Vasyl Popadiuk studied at the Kyiv specialized music school named after Mykola Lysenko from the age of seven he was trained in classical music. Then he entered the Tchaikovsky National Academy of Music of Ukraine, from where he moved to the correspondence department of the Lviv Academy of Music named after Lisenko.

He completed his military service in Kyiv in the song and dance ensemble, which constantly gave concerts for the liquidators of the Chernobyl accident. Later, doctors recommended Vasyl Popadyuk to change his place of residence in 1988 and he moved to work to Moscow. Here, in the "World Music Theater", under the direction of Volodymyr Nazarov, he managed to play ten new national instruments of the world and learned the art of reincarnation. In 1993 he returned to Kyiv, where he played in the ensemble "Hopak", collaborated with the State Gypsy Theater "Romans".

Since 1997, he has lived and worked in Toronto and Ottawa. He is married to Solomiya Khmara, the daughter of Ukrainian politician and Soviet dissident Stepan Khmara, and has three daughters, Moryana, Sofiyka and Katrusya. The family speaks Ukrainian.

In 2003, he participated in the television show "Big Musical Canadian Dream", where he competed with 15 thousand other violinists. In the final, she performed a Hutsul fantasy and took second place.

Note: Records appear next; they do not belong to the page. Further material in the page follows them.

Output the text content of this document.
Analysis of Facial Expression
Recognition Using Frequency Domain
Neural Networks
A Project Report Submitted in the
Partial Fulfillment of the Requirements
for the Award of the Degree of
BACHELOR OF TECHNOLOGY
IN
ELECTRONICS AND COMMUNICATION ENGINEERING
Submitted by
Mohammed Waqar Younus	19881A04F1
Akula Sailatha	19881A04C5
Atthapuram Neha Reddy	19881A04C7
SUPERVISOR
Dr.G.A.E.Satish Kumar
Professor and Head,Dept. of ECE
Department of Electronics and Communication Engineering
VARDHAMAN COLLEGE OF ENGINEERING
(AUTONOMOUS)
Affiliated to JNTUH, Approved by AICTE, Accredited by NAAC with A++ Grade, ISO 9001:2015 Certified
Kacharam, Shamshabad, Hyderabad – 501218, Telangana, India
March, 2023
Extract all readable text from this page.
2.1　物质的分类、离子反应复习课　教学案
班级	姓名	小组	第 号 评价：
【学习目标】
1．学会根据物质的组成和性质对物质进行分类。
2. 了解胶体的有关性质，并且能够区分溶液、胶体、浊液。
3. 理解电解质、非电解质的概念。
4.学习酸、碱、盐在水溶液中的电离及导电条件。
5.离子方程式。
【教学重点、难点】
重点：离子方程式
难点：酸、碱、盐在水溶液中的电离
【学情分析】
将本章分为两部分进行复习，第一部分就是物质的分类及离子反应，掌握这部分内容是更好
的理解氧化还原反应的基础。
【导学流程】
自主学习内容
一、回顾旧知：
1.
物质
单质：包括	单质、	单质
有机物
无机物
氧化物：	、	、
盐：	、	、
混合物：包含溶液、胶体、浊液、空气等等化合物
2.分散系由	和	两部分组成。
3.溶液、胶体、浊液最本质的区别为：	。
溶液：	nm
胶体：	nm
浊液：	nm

In May 2022, together with his band, Papaduke gave a concert at the Zoetic Theater in Canada.

On January 27, 2023, in the municipal auditorium "Paco de Lucía" in Alcalá de Henares offers a concert to raise funds dedicated to getting ambulances for Ukraine.

== Concerts ==
In April 2022 he participated in a concert in Regina (Canada) at the Conexus Arts Centre to benefit the Luhansk Children's Hospital.